Contractual Obligations

I got a raise this year. It was almost eight and a half percent over last year. That is what my union bargained for me, and there is still a possibility of a bump to take that all the way up to fourteen percent. Heading into my nineteenth year of teaching, it's nice to know that I will finally be paid a comfortable wage. I stopped just short from calling it a "living wage" or "paid what I am worth." This is because it has been a long time since I lived hand to mouth, in spite of my dining habits. It also puts a great big question mark on just what a public school teacher's effort is worth.
I say this because, after some very intense negotiations on the part of Demaryius Thomas, he will go into his sixth year playing professional football with a five year contract that will pay him seventy million dollars. He will be making substantially more than I or any other public school teacher will. He will be making more than twelve million dollars this year for catching footballs thrown to him by a guy who just recently took a pay cut, Peyton Manning. Keeping in mind, as wags do so often when they bat around teacher salaries, that this is a part-time gig. Demaryius has already missed his team's off-season conditioning program. The end of July is when training camp starts, and not long after that, preseason games and then the long march to the ever-elusive Lombardi Trophy.
It should be noted that the contract that Mister Thomas singed guarantees him forty-three million dollars. If he gets injured, or falls down on the way to the stadium and can't catch footballs anymore, the gets to keep forty-three million dollars.

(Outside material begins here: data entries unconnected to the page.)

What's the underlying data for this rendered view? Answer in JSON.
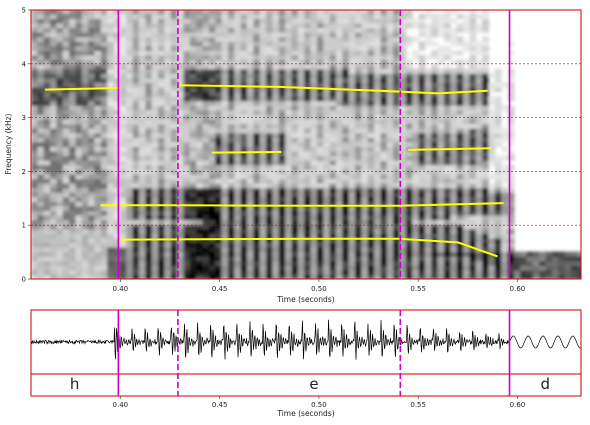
{
  "chart_data": {
    "type": "spectrogram",
    "x_range": [
      0.355,
      0.632
    ],
    "spectrogram": {
      "ylabel": "Frequency (kHz)",
      "xlabel": "Time (seconds)",
      "ylim": [
        0,
        5
      ],
      "y_ticks": [
        0,
        1,
        2,
        3,
        4,
        5
      ],
      "x_ticks": [
        0.4,
        0.45,
        0.5,
        0.55,
        0.6
      ],
      "gridlines_khz": [
        1,
        2,
        3,
        4,
        5
      ],
      "formant_tracks": [
        {
          "name": "h-F4",
          "points": [
            [
              0.362,
              3.52
            ],
            [
              0.4,
              3.55
            ]
          ]
        },
        {
          "name": "e-F4",
          "points": [
            [
              0.43,
              3.6
            ],
            [
              0.48,
              3.57
            ],
            [
              0.53,
              3.5
            ],
            [
              0.56,
              3.45
            ],
            [
              0.585,
              3.5
            ]
          ]
        },
        {
          "name": "e-F3-early",
          "points": [
            [
              0.446,
              2.35
            ],
            [
              0.481,
              2.36
            ]
          ]
        },
        {
          "name": "e-F3-late",
          "points": [
            [
              0.545,
              2.4
            ],
            [
              0.587,
              2.43
            ]
          ]
        },
        {
          "name": "F2",
          "points": [
            [
              0.39,
              1.37
            ],
            [
              0.43,
              1.37
            ],
            [
              0.5,
              1.36
            ],
            [
              0.54,
              1.36
            ],
            [
              0.56,
              1.38
            ],
            [
              0.593,
              1.41
            ]
          ]
        },
        {
          "name": "F1",
          "points": [
            [
              0.4,
              0.73
            ],
            [
              0.44,
              0.74
            ],
            [
              0.5,
              0.75
            ],
            [
              0.54,
              0.75
            ],
            [
              0.57,
              0.68
            ],
            [
              0.59,
              0.42
            ]
          ]
        }
      ]
    },
    "waveform": {
      "xlabel": "Time (seconds)",
      "x_ticks": [
        0.4,
        0.45,
        0.5,
        0.55,
        0.6
      ]
    },
    "boundaries": [
      {
        "time": 0.399,
        "style": "solid"
      },
      {
        "time": 0.429,
        "style": "dashed"
      },
      {
        "time": 0.541,
        "style": "dashed"
      },
      {
        "time": 0.596,
        "style": "solid"
      }
    ],
    "segments": [
      {
        "label": "h",
        "start": 0.355,
        "end": 0.399
      },
      {
        "label": "e",
        "start": 0.399,
        "end": 0.596
      },
      {
        "label": "d",
        "start": 0.596,
        "end": 0.632
      }
    ],
    "colors": {
      "frame": "#cc0000",
      "gridline": "#cc0000",
      "formant": "#ffff00",
      "boundary": "#cc00cc",
      "waveform": "#000000"
    }
  }
}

To make all of that seventy million, he's got to keep showing up on autumn Sundays and catching footballs, even if they aren't being thrown by Peyton Manning, for the next five years.
Wait a second. He doesn't even have to catch those footballs. He isn't being held to some standard, either objective or subjective. Yes, he will have to learn his playbook and abide by the NFL's rules on and off the field, but if he just forgets how to catch footballs, he will still make more money in the next five years than a whole elementary school full of teachers.
I understand that it's just a game, and if I had devoted my life to something other than educating urban youth, I might be sitting pretty right now, looking at my playing days in the rearview mirror. Counting those Benjamins. Does this mean that I'm swearing off professional football? Is the whole vague reality surrounding what we, as a society value going to spoil my school year or football season?
Probably not. Just file this one under "that's kind of interesting." With a sigh.